The polarization converting system 140 has a plurality of absorption devices 142, a plurality of polarization beam splitters 144, a plurality of reflection devices 146 and a plurality of half-wave plates 148. The illuminating beam L10 enters the polarization beam splitter 144, and a portion of the illuminating beam L10 penetrates the polarization beam splitter 144 and the half-wave plate 148. Another portion of the illuminating beam L10 is reflected by the polarization beam splitter 144 to the reflection device 146 and then reflected by the reflection device 146 to pass through the polarization converting system 140.

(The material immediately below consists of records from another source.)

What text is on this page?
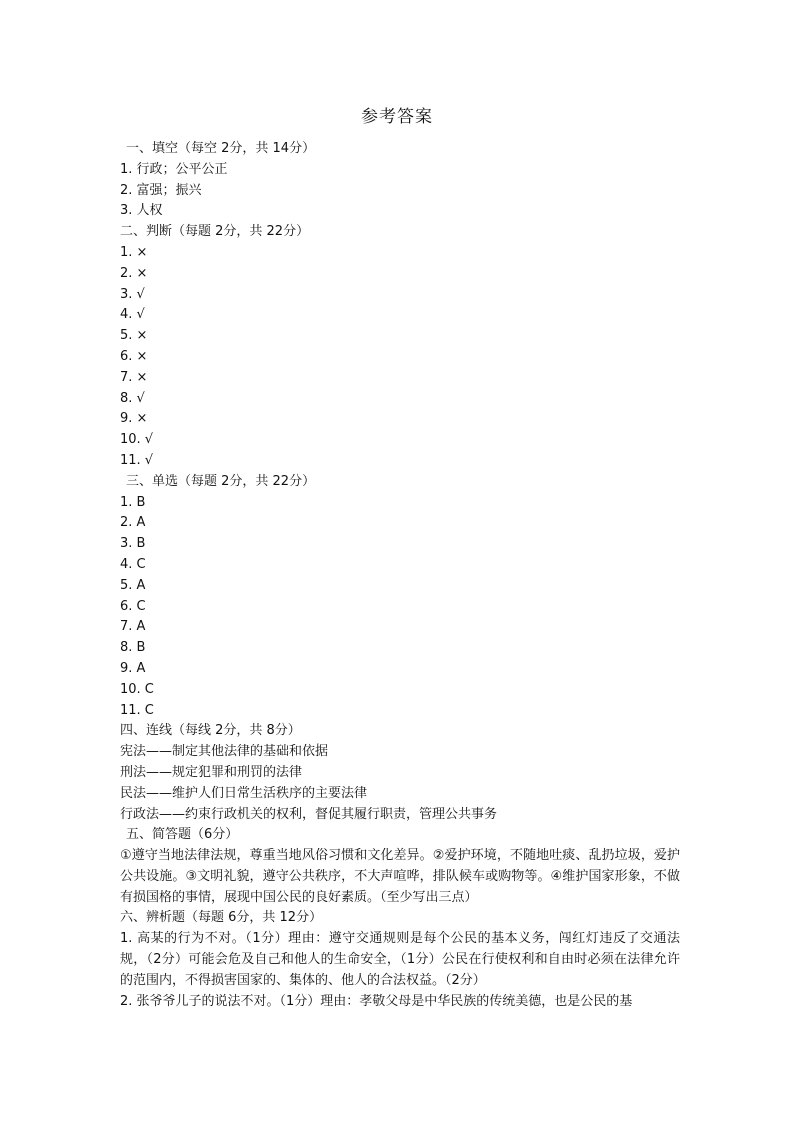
参考答案
一、填空（每空 2分，共 14分）
1. 行政；公平公正
2. 富强；振兴
3. 人权
二、判断（每题 2分，共 22分）
1. ×
2. ×
3. √
4. √
5. ×
6. ×
7. ×
8. √
9. ×
10. √
11. √
三、单选（每题 2分，共 22分）
1. B
2. A
3. B
4. C
5. A
6. C
7. A
8. B
9. A
10. C
11. C
四、连线（每线 2分，共 8分）
宪法——制定其他法律的基础和依据
刑法——规定犯罪和刑罚的法律
民法——维护人们日常生活秩序的主要法律
行政法——约束行政机关的权利，督促其履行职责，管理公共事务
五、简答题（6分）
①遵守当地法律法规，尊重当地风俗习惯和文化差异。②爱护环境，不随地吐痰、乱扔垃圾，爱护公共设施。③文明礼貌，遵守公共秩序，不大声喧哗，排队候车或购物等。④维护国家形象，不做有损国格的事情，展现中国公民的良好素质。（至少写出三点）
六、辨析题（每题 6分，共 12分）
1. 高某的行为不对。（1分）理由：遵守交通规则是每个公民的基本义务，闯红灯违反了交通法规，（2分）可能会危及自己和他人的生命安全，（1分）公民在行使权利和自由时必须在法律允许的范围内，不得损害国家的、集体的、他人的合法权益。（2分）
2. 张爷爷儿子的说法不对。（1分）理由：孝敬父母是中华民族的传统美德，也是公民的基
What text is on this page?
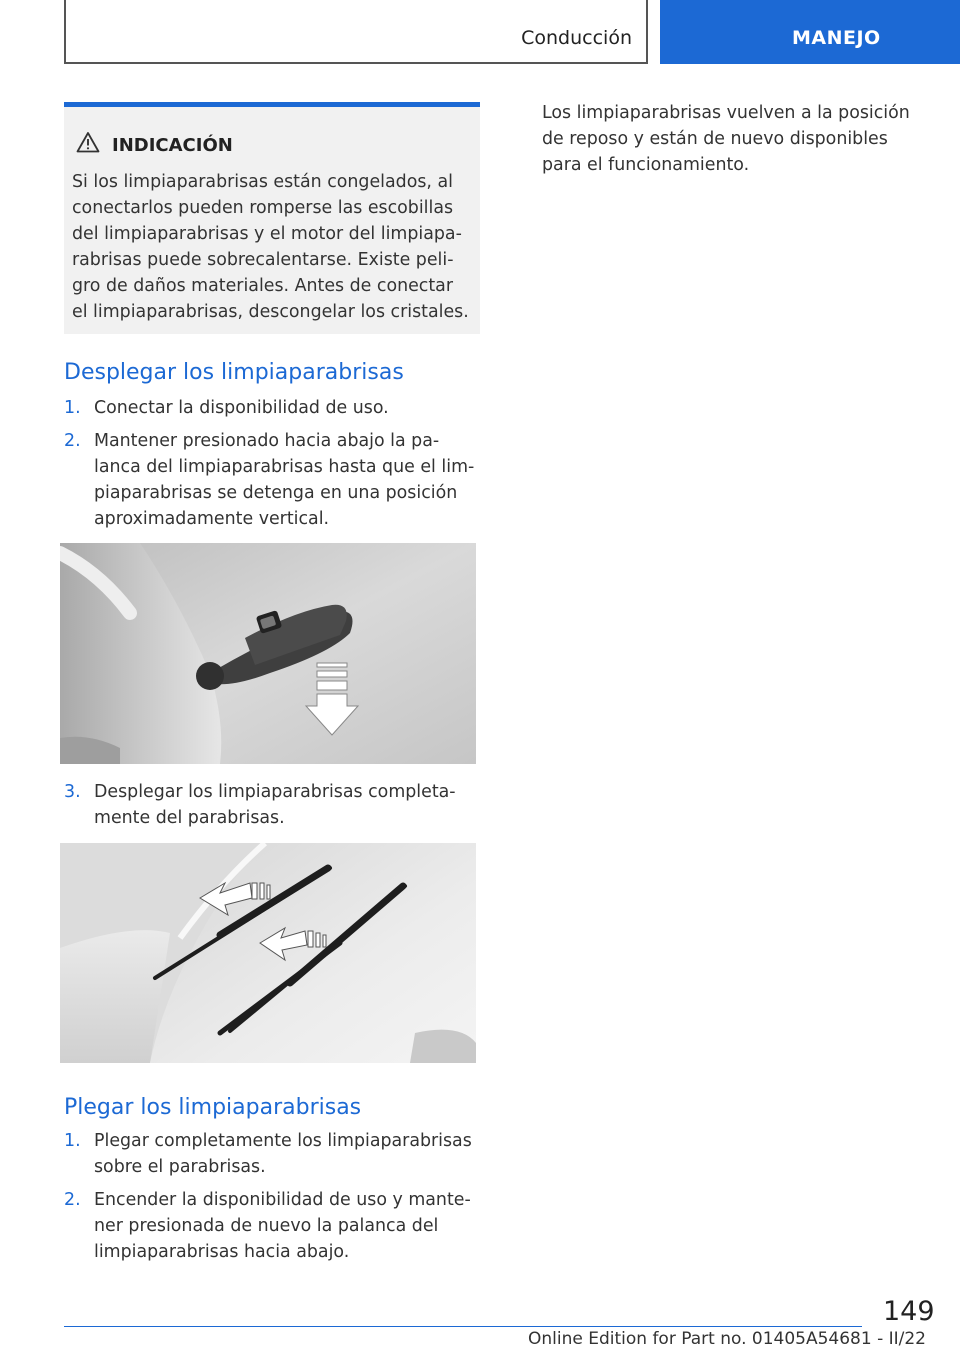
Conducción	MANEJO
INDICACIÓN
Si los limpiaparabrisas están congelados, al
conectarlos pueden romperse las escobillas
del limpiaparabrisas y el motor del limpiapa‐
rabrisas puede sobrecalentarse. Existe peli‐
gro de daños materiales. Antes de conectar
el limpiaparabrisas, descongelar los cristales.
Desplegar los limpiaparabrisas
1. Conectar la disponibilidad de uso.
2. Mantener presionado hacia abajo la pa‐
lanca del limpiaparabrisas hasta que el lim‐
piaparabrisas se detenga en una posición
aproximadamente vertical.
3. Desplegar los limpiaparabrisas completa‐
mente del parabrisas.
Plegar los limpiaparabrisas
1. Plegar completamente los limpiaparabrisas
sobre el parabrisas.
2. Encender la disponibilidad de uso y mante‐
ner presionada de nuevo la palanca del
limpiaparabrisas hacia abajo.
Los limpiaparabrisas vuelven a la posición
de reposo y están de nuevo disponibles
para el funcionamiento.
149
Online Edition for Part no. 01405A54681 - II/22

The absorption device 142, the polarization beam splitter 144, the reflection device 146 and the half-wave plate 148 are symmetrically disposed opposite to a reference plane 140a. The first lens array 120 and the second lens array 130 have a plurality of first lenses 122 and a plurality of second lenses 132 respectively. Each of the first lenses 122 and each of the second lenses 132 correspond to a central point of each polarization beam splitter 144 respectively. Since the polarization converting system 140 is symmetrically disposed, two adjacent symmetric polarization beam splitters 144a are disposed at two sides of the reference plane 140a. To coordinate with two adjacent polarization beam splitters 144a so that a first lens 122a and a second lens 132a both align with a central point of the polarization beam splitter 144a. A width d′ of the first lens 122a and the second lens 132a corresponding to the polarization beam splitter 144a is smaller than a width d of the first lens 122 and the second lens 132. Thus, the illuminating beam L10 passing through the first lens array 120 and the second lens array 130 is rendered inconsecutive.